New Attempt To Reduce STEM “Diversity” In Industry

Inside Higher Ed reports that a workshop at the University of Washington is attempting to reduce the number of women who work in STEM fields in industry. Neither the IHE article nor the organizers of the workshop put it quite that way, of course, but that nevertheless is clearly the workshop’s purpose. “The organizers of the On-Ramps into Academia workshop taking place Monday and today [May 16 and 17] at the University of Washington,” the article states, are “encouraging and coaching talented and accomplished women to leave their positions in private industry and return to campus.”

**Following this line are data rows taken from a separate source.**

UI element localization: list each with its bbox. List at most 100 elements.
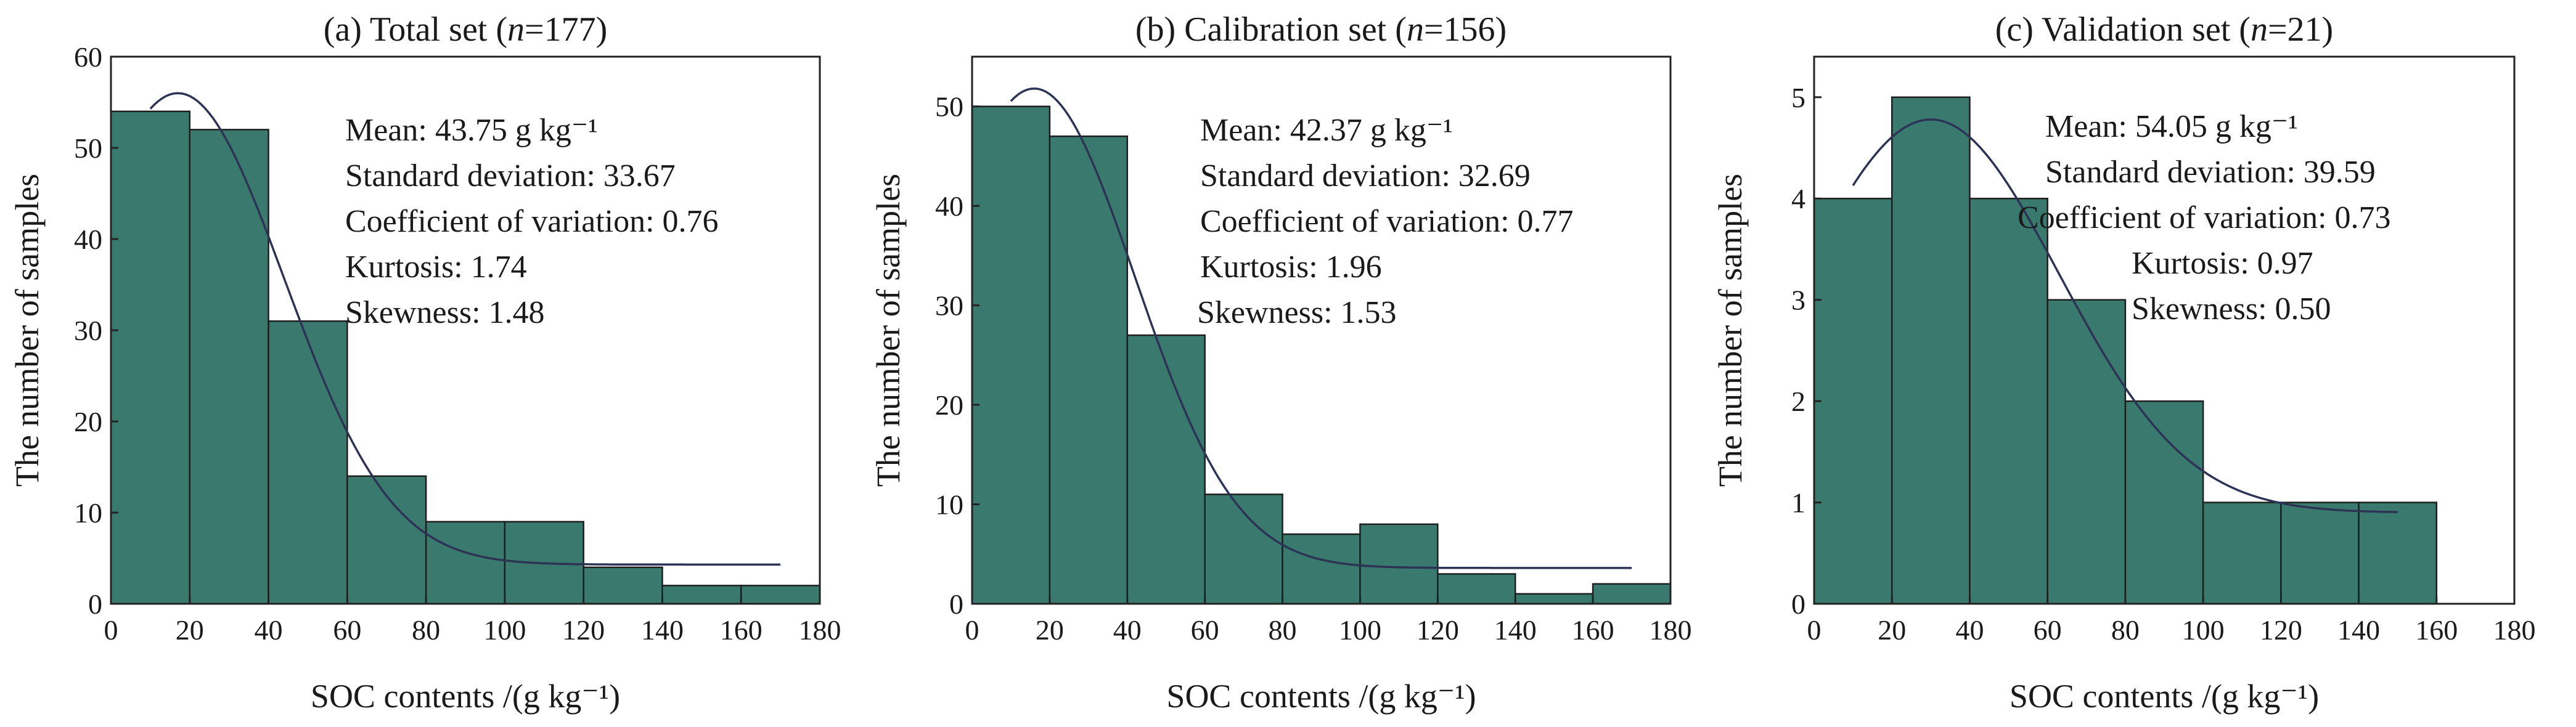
- x-tick-label: 60: [333, 614, 361, 646]
- x-tick-label: 60: [2034, 614, 2062, 646]
- histogram-bar: [268, 320, 348, 605]
- y-tick-label: 30: [935, 290, 963, 322]
- x-tick-label: 0: [965, 614, 979, 646]
- y-tick-label: 1: [1791, 487, 1805, 519]
- stat-annotation: Kurtosis: 0.97: [2132, 246, 2313, 281]
- x-tick-label: 100: [2182, 614, 2225, 646]
- stat-annotation: Coefficient of variation: 0.77: [1200, 204, 1574, 239]
- stat-annotation: Mean: 54.05 g kg⁻¹: [2045, 109, 2298, 144]
- stat-annotation: Mean: 43.75 g kg⁻¹: [345, 113, 598, 148]
- stat-annotation: Coefficient of variation: 0.73: [2018, 200, 2391, 235]
- chart-panel-2: 0 20 40 60 80 100 120 140 160 180 0 10 20 30 40 50 (b) C…: [870, 10, 1692, 715]
- chart-panel-3: 0 20 40 60 80 100 120 140 160 180 0 1 2 3 4 5 (c) Valida…: [1712, 10, 2536, 715]
- x-tick-label: 100: [1339, 614, 1381, 646]
- x-tick-label: 80: [412, 614, 440, 646]
- histogram-bar: [2124, 400, 2204, 605]
- histogram-bar: [1437, 573, 1516, 605]
- x-tick-label: 140: [2337, 614, 2380, 646]
- y-tick-label: 0: [1791, 588, 1805, 620]
- histogram-bar: [425, 521, 506, 605]
- y-tick-label: 5: [1791, 82, 1805, 113]
- fitted-distribution-curve: [149, 92, 781, 566]
- histogram-bar: [1891, 96, 1971, 605]
- plot-frame: [1813, 55, 2516, 605]
- histogram-bar: [661, 585, 742, 605]
- fitted-distribution-curve: [1852, 118, 2398, 513]
- histogram-bar: [1592, 583, 1672, 605]
- x-tick-label: 120: [562, 614, 605, 646]
- histogram-bar: [2202, 502, 2282, 605]
- x-axis-label: SOC contents /(g kg⁻¹): [2010, 678, 2319, 715]
- y-tick-label: 50: [74, 132, 102, 164]
- x-tick-label: 180: [799, 614, 841, 646]
- y-tick-label: 40: [935, 190, 963, 222]
- histogram-bar: [1514, 593, 1594, 605]
- histogram-bar: [1204, 493, 1283, 605]
- stat-annotation: Standard deviation: 39.59: [2045, 155, 2376, 190]
- x-tick-label: 20: [1878, 614, 1906, 646]
- histogram-bar: [1359, 523, 1439, 605]
- y-tick-label: 2: [1791, 386, 1805, 417]
- x-tick-label: 140: [1494, 614, 1537, 646]
- stat-annotation: Kurtosis: 1.96: [1200, 250, 1382, 285]
- x-tick-label: 60: [1191, 614, 1219, 646]
- x-tick-label: 160: [1572, 614, 1614, 646]
- y-axis-label: The number of samples: [9, 174, 46, 487]
- plot-frame: [971, 55, 1672, 605]
- x-tick-label: 140: [641, 614, 684, 646]
- y-tick-label: 0: [949, 588, 963, 620]
- y-tick-label: 0: [88, 588, 102, 620]
- y-axis-label: The number of samples: [870, 174, 907, 487]
- histogram-bar: [189, 129, 269, 605]
- x-tick-label: 0: [1807, 614, 1822, 646]
- x-tick-label: 40: [1955, 614, 1984, 646]
- histogram-bar: [2358, 502, 2438, 605]
- y-tick-label: 4: [1791, 183, 1805, 214]
- x-tick-label: 180: [2493, 614, 2536, 646]
- x-tick-label: 180: [1650, 614, 1692, 646]
- stat-annotation: Kurtosis: 1.74: [345, 250, 527, 285]
- y-tick-label: 10: [935, 489, 963, 521]
- x-tick-label: 40: [1113, 614, 1142, 646]
- fitted-distribution-curve: [1010, 87, 1632, 569]
- histogram-bar: [1049, 135, 1129, 605]
- y-tick-label: 40: [74, 224, 102, 255]
- x-tick-label: 160: [2415, 614, 2458, 646]
- y-tick-label: 10: [74, 497, 102, 529]
- histogram-bar: [110, 110, 191, 605]
- y-tick-label: 3: [1791, 285, 1805, 316]
- histogram-bar: [971, 105, 1051, 605]
- x-tick-label: 100: [483, 614, 526, 646]
- x-tick-label: 80: [1269, 614, 1297, 646]
- x-tick-label: 80: [2111, 614, 2140, 646]
- y-tick-label: 30: [74, 315, 102, 346]
- stat-annotation: Coefficient of variation: 0.76: [345, 204, 719, 239]
- x-tick-label: 0: [104, 614, 118, 646]
- x-tick-label: 20: [1036, 614, 1064, 646]
- x-tick-label: 20: [176, 614, 204, 646]
- stat-annotation: Mean: 42.37 g kg⁻¹: [1200, 113, 1453, 148]
- histogram-bar: [1126, 334, 1206, 605]
- x-tick-label: 40: [255, 614, 283, 646]
- stat-annotation: Skewness: 0.50: [2132, 291, 2331, 327]
- x-tick-label: 160: [720, 614, 763, 646]
- stat-annotation: Standard deviation: 33.67: [345, 158, 676, 193]
- x-axis-label: SOC contents /(g kg⁻¹): [311, 678, 620, 715]
- histogram-bar: [1813, 197, 1893, 605]
- stat-annotation: Skewness: 1.48: [345, 295, 545, 330]
- x-tick-label: 120: [1417, 614, 1459, 646]
- y-tick-label: 60: [74, 41, 102, 73]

On-Ramps into Academia “strives to increase the participation and advancement of women faculty in science and engineering.” Nothing wrong with that (except when it involves preferential treatment in funding, admitting, hiring, promoting, etc., based on sex), but the diversiphiles who permeate higher education, the foundations, and scientific organizations never seem to recognize that “diversity” is zero-sum game. If Harvard gets more blacks or Hispanics, Yale and the state universities get fewer. A woman who decides to pursue a career in chemistry by definition decides not to become a physician or a tax attorney. There’s no way around this zero-sumness: Women who leave industry to go back to academia … leave industry.

“The effort at Washington is notable,” IHE reports,

because it seeks to woo back scientists who may, in turn, serve as role models for younger women about to consider their career options. Some experts on women in science have warned that industry has been attracting talented women away from academe. Many of these women may have left the academic track because of a lack of opportunity, or because they wanted to avoid the insecurity of tenure-seeking while starting a family.

Warning! Warning! Industry woos women! Heads up, academic STEM women! Be on the lookout for corporate raiders offering your women graduates (whom you have so carefully nurtured to be just like you) better working conditions and, who knows? maybe even more money.

Perhaps women students do need “role models” of the same sex to teach them, but aren’t women scientists and engineers who succeed in industry also role models? Would the nation really be better off if there were fewer of them? What sort of role model would they be if they left in droves to return to the academic nest?

In the bad old days one of the common arguments against hiring women is that they would quit their jobs to raise a family. Encouraging them to quit their jobs to return to campus hardly seems like progress.